Ce serait dommage qu’il en soit ainsi, autant pour le processus démocratique que pour les citoyens ayant donné mandat à l’Assemblée nationale pour les représenter. En Côte d’Ivoire, la Constitution a clairement séparé le Pouvoir Exécutif du Pouvoir Législatif. L’Assemblée nationale ne peut et ne doit donc pas être une caisse de résonance du pouvoir. Mon souhait est que l’Assemblée soit un espace d’expression afin d’éviter que le pays ne glisse vers le parti unique et son corollaire, la pensée unique. Le contre-pouvoir étant le moyen de contrôle le plus efficace contre les excès, je reste convaincue que le Président Ouattara, son gouvernement et l’ensemble des parlementaires éviteront ce cas de figure qui pourrait s’avérer absolument préjudiciable à la Côte d’Ivoire.

Il est question d’une réforme de la Constitution. Adhérez-vous à ce projet et quels articles voudriez-vous voir réformés ?

La question ne se pose pas pour l’instant. J’attends de voir le contenu du projet pour me prononcer.

Comment analysez-vous ce que d’aucuns qualifient de contre-performance du Pdci à l’issue des législatives de 2011 ? Rappelons que le Pdci a officiellement obtenu 77 sièges contre 98 en 2000.

Souffrez que je réserve mes analyses aux comités de réflexion mis en place par la direction du parti où un travail d’analyses des résultats des élections présidentielles et législatives est entrepris. Je pense que vous serez très bientôt informés des conclusions de ces réflexions. Mais honnêtement, avec les moyens limités du PDCI-RDA, écarté du pouvoir d’Etat depuis fin 1999 et le contexte qui a prévalu lors des dernières consultations, je pense qu’obtenir près du tiers des sièges à l’Assemblée n’est pas une catastrophe. Il nous appartient toutefois de faire des propositions concrètes pour que nous soyons plus efficaces lors des élections à venir.

Pensez-vous comme d’autres que le Pdci est en train de se rabougrir et qu’il lui faut du sang neuf pour rebondir ?

D’un point de vue purement arithmétique, il est certain que le PDCI a perdu du terrain au cours de la décennie écoulée, mais il a survécu à plusieurs crises et les bastions traditionnels ont été conservés. Les valeurs et la philosophie du PDCI, chères au Président Félix Houphouët-Boigny, notre père fondateur, restent fortement ancrées dans l’esprit de bon nombre d’Ivoiriens, c’est pourquoi le PDCI restera un parti national, aujourd’hui et demain, qui continuera de fédérer toutes les énergies vives du pays en son sein.

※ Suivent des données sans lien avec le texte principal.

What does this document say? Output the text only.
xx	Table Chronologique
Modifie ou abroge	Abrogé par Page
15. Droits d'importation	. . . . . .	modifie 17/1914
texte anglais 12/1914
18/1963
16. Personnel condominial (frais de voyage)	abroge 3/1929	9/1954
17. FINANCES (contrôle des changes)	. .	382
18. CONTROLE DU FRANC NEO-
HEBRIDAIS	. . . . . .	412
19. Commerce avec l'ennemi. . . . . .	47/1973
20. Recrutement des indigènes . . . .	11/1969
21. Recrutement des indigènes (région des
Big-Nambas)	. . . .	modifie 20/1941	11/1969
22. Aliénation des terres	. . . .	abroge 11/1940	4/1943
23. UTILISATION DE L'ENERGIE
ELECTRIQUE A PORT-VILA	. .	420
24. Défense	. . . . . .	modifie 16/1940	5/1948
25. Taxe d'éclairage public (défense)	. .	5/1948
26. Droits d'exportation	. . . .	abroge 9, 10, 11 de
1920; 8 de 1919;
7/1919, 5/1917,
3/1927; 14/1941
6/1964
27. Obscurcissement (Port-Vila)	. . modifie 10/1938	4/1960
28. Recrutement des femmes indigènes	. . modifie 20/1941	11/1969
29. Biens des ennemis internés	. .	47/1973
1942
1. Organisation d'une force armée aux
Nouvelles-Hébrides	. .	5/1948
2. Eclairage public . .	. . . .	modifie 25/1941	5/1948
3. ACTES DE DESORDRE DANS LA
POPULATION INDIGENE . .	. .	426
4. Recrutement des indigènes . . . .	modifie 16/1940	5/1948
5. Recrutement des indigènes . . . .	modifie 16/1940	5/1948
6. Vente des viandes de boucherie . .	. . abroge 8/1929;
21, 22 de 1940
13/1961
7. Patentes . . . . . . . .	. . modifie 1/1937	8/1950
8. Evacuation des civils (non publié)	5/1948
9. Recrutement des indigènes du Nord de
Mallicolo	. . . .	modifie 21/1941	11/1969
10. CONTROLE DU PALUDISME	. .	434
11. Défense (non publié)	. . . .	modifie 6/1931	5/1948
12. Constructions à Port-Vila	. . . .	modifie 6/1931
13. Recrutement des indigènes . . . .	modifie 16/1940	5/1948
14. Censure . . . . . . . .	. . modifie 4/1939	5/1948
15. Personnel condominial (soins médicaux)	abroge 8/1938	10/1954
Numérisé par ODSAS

Le président Henri Konan Bédié a annoncé un bureau politique du parti. Il a aussi parlé de quelques réglages à faire dans la coalition Rhdp. Quelle est votre position sur ces deux sujets ?

Comme je viens de vous le dire, je fais partie des membres des différents comités de réflexion et c’est donc au parti que je réserve la primeur de mes analyses. Je tiens quand même à dire que le Président Henri Konan Bédié a une lecture avisée de la situation. Il est important de déterminer des stratégies qui permettront au parti de demeurer incontournable sur l’échiquier politique national.

On vous a souvent vu aux côtés du président de la Jpdci. Est-ce pour lui exprimer votre solidarité quand on sait qu’il n’est pas en odeur de sainteté avec certains barons du parti ?

J’ai l’honneur d’être membre du Conseil Politique de la JPDCI. KKB est donc mon Président. A ce titre, je lui témoigne mon soutien dans les épreuves qu’il endure en ce moment tant sur le plan physique que sur le plan moral. C’est bien regrettable toutes ces incompréhensions. Ce n’est pas parce qu’on appartient à un parti qu’on ne peut pas être critiqué sur ses actions. Mais je demeure très confiante quant à l’issue de ce que je pourrai qualifier de malentendu. Je tiens également à préciser que je suis aussi solidaire de tous les militants et militantes qui œuvrent au quotidien afin que notre parti reste avant tout un parti de rassemblement.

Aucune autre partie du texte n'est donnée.